Google undaunted by loss of Facebook to rival
Unfazed by rival Microsoft winning a race to partner with online phenomenon Facebook, Google wooed analysts Wednesday with plans to wring even more riches from the Internet.
Microsoft will take a $240 million stake in wildly popular social-networking website Facebook as part of an expansion of a strategic alliance of the two firms.
Microsoft will become the exclusive third-party advertising partner for Facebook, and will begin to sell advertising for Facebook internationally in addition to the United States.
Executives at Google, which vied with Microsoft for nearly a year for a business tie-up with Facebook, were in the midst of an annual briefing day for analysts when the deal was announced.
"There are plenty of companies using the notion of social community," Google Chief Executive Eric Schmidt said during the gathering at the Internet giant's headquarters in Mountain View, California.
"It is pretty obvious people will be members of multiple networks; which is why our world won't collapse with any one network."
Schmidt declined to discuss Microsoft's deal with Facebook or rampant rumors about Google planning to release an advertising-supported mobile "G-phone".
"I'm using the iPhone," quipped Schmidt, who is on the board of iPhone-maker Apple Inc.
Schmidt confirmed that Google is likely to bid for the 700 megahertz broadcast spectrum to be auctioned off by the US Federal Communications Commission (FCC).
"It is perfectly possible the best strategy will be to bid with one or several partners," said the company's CEO.
Schmidt, Google co-founder Serge Brin at his side, vowed that Google wouldn't buy a broadcast spectrum, build a telephone network and take to selling an array of mobile devices.
"We are not planning on getting into the telephony business," Schmidt said.
"The auction is a tactic to an outcome and the outcome is end user choice."
Google promised the FCC it will bid at least a minimum bid of $4.65 billion if rules of the spectrum sale guarantee open access to Internet firms.
Schmidt said Google has no plans for a stock split, which would double the number of shares but halve the price.
"We'd rather have investors who do the arithmetic than those who are buying just on price," Brin said of Google stock, which was $675.30 a share in after-hours trading.

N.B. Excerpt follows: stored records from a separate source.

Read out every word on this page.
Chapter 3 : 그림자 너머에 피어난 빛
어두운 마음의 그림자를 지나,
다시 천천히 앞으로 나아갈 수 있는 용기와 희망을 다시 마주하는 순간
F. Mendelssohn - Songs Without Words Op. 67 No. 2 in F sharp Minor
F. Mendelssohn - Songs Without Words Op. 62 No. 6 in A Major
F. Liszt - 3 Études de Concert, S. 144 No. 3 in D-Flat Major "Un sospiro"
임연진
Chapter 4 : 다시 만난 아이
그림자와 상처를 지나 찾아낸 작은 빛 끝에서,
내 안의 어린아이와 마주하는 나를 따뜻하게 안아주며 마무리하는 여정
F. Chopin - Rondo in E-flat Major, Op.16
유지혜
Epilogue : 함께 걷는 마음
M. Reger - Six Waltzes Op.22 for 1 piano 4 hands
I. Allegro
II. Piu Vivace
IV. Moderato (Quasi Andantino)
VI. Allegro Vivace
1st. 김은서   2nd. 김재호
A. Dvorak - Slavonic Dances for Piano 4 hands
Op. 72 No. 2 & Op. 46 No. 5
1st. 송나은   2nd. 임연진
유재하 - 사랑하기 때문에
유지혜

Schmidt is optimistic that US and European Union regulators will clear Google's purchase of online ad-targeting firm DoubleClick, which it made a deal to buy after winning a bidding war against Microsoft.
Google showcased young talent for analysts by having product team leaders wearing T-shirts or sweatshirts with their college names demonstrate slick software tools.
"Googler" Paul McDonald had the room full of analysts stand, place hands over hearts and join him in a "Pledge of Allegiance to the Web".
Analysts left the "Googleplex" saying that while they heard nothing surprising they expected Google to continue cashing in on its expertise in matching advertising to online search queries.